Mark Leon Goldberg discusses with John McArthur, senior fellow at the Brookings Institution and Senior Advisor to the UN Foundation about progress on the SDGs and how, four years after their adoption the SDGs are affecting global affairs and international relations…

UN: Progress Report on SDGs

The Sustainable Development Goals (SDGs) adopted in 2015 are 17 goals and 169 targets around improving health, welfare and the environment that members of the United Nations agreed to achieve by 2030. The SDGs built upon a previous set of global goals, called the Millennium Development Goals, which expired in 2015.

The idea behind the SDGs was to create an ambitious but achievable set of quantifiable targets around which governments, civil society organizations and the UN can organize their development and environmental policies. These targets include:

  • eliminating extreme poverty, as defined by people who live on less than $1.25/day,
  • reducing maternal mortality to less than 70 per 100,000 live births,
  • ending the aids epidemic,
  • significantly reducing ocean acidification.

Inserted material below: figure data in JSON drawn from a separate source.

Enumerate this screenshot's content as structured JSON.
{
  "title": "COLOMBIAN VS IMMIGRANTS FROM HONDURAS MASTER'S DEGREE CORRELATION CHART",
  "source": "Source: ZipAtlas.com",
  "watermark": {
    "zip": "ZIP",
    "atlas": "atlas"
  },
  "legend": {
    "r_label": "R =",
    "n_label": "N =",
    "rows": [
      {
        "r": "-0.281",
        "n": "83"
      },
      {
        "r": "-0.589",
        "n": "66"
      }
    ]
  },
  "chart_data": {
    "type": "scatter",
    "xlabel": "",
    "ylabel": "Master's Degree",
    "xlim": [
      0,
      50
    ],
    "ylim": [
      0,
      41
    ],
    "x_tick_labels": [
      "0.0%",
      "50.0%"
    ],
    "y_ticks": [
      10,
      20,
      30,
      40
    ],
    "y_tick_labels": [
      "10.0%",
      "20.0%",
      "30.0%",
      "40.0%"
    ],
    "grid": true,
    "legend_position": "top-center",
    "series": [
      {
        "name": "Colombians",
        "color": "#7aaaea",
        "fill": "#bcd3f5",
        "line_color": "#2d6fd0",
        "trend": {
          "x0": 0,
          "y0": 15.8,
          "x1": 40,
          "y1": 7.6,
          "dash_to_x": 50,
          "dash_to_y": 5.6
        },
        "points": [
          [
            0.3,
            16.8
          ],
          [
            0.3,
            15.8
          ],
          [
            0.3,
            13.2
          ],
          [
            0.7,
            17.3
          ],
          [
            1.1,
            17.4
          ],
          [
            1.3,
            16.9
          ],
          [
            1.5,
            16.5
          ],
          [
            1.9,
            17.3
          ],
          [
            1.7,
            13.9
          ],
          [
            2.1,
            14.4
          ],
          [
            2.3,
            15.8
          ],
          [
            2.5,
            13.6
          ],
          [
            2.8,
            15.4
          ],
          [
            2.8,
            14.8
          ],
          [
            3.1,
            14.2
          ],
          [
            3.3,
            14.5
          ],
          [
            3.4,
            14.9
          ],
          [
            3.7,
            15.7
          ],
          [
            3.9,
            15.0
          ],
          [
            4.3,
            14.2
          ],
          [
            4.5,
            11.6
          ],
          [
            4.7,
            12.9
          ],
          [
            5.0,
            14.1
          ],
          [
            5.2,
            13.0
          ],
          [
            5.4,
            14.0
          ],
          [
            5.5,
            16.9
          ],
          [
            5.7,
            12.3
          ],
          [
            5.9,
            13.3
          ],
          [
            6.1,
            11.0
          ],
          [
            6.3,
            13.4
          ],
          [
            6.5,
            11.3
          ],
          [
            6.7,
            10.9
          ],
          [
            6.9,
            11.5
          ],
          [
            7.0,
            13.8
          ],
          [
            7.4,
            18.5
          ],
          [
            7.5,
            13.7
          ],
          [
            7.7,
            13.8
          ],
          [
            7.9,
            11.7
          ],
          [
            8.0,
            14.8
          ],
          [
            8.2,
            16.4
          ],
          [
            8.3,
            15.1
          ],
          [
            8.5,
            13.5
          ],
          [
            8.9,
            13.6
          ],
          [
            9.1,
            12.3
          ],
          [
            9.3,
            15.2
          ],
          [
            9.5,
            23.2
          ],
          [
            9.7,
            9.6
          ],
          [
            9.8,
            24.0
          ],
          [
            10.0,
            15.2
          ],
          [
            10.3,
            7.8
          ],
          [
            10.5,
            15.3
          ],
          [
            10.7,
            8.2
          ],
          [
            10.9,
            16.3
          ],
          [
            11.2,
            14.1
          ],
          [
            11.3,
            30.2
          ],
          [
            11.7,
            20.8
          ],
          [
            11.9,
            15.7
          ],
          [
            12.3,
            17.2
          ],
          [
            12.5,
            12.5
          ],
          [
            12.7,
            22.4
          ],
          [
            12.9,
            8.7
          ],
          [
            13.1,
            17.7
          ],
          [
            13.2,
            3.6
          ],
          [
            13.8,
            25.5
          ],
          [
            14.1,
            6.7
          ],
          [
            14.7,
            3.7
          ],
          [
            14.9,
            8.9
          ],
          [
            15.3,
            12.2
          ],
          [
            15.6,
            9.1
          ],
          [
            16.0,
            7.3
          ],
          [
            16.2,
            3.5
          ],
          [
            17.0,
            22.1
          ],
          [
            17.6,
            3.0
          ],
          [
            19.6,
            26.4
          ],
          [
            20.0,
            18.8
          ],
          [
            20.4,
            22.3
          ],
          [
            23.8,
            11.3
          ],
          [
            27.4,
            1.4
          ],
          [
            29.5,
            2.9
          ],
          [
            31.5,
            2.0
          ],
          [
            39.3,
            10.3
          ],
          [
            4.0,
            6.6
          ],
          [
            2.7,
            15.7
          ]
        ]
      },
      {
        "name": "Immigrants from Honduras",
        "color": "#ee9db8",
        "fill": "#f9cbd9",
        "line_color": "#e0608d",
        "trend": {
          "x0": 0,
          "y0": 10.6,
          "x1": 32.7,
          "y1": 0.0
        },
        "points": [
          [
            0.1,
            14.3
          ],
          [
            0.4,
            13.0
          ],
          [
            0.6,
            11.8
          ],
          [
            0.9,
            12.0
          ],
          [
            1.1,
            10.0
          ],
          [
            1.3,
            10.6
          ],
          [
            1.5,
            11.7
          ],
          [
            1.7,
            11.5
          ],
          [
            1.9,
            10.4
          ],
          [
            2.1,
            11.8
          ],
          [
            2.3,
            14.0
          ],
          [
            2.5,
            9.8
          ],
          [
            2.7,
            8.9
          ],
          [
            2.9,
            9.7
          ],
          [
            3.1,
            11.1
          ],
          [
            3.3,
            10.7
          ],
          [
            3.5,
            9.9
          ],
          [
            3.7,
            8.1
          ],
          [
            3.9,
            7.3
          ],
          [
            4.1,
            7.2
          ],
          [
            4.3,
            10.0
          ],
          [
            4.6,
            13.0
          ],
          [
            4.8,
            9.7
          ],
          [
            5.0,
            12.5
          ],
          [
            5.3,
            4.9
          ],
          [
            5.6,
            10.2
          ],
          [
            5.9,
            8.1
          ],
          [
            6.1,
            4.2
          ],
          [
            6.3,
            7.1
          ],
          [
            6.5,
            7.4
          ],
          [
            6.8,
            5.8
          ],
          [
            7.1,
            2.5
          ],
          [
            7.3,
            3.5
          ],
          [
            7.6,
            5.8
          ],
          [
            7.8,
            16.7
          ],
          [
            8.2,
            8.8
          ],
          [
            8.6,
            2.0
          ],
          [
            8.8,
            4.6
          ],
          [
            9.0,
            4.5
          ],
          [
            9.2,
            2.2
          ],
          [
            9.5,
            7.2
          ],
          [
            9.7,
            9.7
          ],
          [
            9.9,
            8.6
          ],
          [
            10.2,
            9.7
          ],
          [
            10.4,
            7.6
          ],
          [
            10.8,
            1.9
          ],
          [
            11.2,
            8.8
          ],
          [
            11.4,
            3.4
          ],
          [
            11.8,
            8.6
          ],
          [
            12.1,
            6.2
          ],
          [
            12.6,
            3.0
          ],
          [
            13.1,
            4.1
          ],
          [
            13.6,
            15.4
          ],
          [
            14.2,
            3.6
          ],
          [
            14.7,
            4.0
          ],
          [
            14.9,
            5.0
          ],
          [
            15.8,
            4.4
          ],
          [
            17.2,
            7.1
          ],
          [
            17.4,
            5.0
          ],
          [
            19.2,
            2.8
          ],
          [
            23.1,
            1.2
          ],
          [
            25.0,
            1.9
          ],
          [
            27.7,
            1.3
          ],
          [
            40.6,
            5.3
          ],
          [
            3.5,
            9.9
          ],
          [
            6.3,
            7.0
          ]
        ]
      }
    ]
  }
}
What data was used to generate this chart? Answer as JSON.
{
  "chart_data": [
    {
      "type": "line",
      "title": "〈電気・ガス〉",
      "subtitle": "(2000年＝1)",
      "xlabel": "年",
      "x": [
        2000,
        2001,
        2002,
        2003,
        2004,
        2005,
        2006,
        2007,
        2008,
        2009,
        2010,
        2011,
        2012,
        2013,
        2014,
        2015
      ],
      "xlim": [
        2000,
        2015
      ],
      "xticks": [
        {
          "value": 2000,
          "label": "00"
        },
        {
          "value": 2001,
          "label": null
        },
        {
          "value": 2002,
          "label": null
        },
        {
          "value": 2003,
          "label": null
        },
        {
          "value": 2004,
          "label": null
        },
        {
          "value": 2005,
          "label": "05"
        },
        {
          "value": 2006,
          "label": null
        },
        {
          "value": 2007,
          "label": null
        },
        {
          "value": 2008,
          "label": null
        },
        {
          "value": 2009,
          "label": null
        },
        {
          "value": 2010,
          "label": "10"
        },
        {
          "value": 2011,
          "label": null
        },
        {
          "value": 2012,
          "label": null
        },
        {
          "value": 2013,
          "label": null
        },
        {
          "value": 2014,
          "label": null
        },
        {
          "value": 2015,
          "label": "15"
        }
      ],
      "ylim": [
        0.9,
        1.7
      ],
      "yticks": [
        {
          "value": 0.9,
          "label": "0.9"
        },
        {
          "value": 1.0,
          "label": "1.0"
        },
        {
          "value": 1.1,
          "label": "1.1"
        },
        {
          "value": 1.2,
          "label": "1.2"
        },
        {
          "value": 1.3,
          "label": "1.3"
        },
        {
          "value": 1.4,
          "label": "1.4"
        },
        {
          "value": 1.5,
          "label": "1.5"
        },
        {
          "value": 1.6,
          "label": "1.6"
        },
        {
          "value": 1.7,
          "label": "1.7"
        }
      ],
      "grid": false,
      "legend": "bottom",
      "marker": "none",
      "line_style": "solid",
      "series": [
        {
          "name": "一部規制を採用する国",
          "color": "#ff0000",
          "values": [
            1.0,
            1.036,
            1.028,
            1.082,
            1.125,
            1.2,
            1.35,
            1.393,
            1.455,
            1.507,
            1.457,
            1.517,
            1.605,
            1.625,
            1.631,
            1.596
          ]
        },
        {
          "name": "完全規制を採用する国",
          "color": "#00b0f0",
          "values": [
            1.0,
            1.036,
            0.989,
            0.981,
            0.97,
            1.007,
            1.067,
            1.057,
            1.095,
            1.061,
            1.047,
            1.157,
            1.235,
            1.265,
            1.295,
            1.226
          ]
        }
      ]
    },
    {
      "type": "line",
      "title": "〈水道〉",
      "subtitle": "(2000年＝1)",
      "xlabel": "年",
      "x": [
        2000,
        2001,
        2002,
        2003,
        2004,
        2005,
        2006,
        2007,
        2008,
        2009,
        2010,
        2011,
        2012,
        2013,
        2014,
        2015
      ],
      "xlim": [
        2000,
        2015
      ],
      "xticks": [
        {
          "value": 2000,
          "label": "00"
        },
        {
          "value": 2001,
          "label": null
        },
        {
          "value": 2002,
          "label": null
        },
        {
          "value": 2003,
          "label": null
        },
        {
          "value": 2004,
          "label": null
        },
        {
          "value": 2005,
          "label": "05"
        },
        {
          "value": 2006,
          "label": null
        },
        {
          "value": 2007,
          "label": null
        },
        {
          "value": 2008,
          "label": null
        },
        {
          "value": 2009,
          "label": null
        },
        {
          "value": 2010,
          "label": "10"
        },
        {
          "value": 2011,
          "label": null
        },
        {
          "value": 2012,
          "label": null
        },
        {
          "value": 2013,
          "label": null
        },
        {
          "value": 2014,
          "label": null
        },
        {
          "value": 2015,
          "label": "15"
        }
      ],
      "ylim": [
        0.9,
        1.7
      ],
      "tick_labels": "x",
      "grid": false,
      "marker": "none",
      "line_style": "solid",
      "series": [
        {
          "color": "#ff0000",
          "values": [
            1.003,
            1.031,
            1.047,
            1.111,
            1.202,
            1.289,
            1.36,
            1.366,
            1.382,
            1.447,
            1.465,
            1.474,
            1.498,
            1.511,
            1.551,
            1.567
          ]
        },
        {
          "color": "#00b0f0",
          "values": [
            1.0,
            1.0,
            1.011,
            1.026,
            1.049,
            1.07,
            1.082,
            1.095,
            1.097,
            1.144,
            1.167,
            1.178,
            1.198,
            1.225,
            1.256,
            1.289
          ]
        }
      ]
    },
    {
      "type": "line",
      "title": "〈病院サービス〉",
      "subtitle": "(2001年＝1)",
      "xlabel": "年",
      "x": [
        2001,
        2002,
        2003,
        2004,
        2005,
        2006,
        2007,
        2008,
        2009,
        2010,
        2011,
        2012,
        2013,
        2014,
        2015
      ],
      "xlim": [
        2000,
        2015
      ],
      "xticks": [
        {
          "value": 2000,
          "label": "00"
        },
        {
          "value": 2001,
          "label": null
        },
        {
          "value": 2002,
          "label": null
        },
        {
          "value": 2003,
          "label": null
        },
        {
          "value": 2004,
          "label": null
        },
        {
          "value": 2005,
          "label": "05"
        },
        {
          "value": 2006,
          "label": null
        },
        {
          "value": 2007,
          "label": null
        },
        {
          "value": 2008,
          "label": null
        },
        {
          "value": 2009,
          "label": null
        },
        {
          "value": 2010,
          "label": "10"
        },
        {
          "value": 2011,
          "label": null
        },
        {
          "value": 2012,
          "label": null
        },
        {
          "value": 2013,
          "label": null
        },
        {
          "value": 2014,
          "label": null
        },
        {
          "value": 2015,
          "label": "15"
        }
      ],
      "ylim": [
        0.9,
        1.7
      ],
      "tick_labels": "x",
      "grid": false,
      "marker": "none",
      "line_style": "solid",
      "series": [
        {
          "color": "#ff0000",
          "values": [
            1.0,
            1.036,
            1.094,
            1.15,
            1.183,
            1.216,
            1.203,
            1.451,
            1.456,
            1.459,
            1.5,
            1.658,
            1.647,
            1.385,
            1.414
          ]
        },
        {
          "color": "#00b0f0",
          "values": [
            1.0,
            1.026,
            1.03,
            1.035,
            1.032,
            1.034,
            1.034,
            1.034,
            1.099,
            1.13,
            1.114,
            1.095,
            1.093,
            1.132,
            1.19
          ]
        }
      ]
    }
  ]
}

In all there are 169 targets built around those 17 goals, to be achieved by 2030.

Mark Leon Goldberg discusses with John McArthur, senior fellow at the Brookings Institution and Senior Advisor to the UN Foundation about progress on the SDGs and how, four years after their adoption the SDGs are affecting global affairs and international relations. Listen to the discussion below:

Key ideas discussed

  • Awareness is increasing on SDGs among a variety of people, but on the flip-side policy action is too low to reach SDGs.
  • There is a long way to go in global public institutions to achieve the SDGs.
  • How to achieve certain goals, for example related with health, has been understood well while for other goals, for example reducing ocean acidification, is is still at early stages of understanding.
  • It is not only a case of funding, it is also about how well politicians and people understand each problem, for example, health effects are more easily understood than extreme poverty. Novel ways to support people understanding other goals better helps motivate to invest in those SDGs, for instance the “world poverty clock”.
  • More specificity (targeting country specific problems, discussing how specific organizations can help) is needed to achieve SDGs.
  • In terms of data, certain goals have a lot of good data but lack specificity and hence data do not work towards the goals, while other goals have okay data, but gaps remain, and those gaps should not inhibit action and certain goals have very low or no data.
  • It is necessary to pick the most important goals and measure them to have data to drive progress.
  • For the SDGs with good data, more specificity is needed to achieve the goals.

We are doing pretty badly, across the board and most things are going in the wrong direction,” said John McArthur, senior fellow at the Brookings Institution and Senior Advisor to the UN Foundation on progress on the SDGs, on the progress in SDGs, as per UN Dispatch.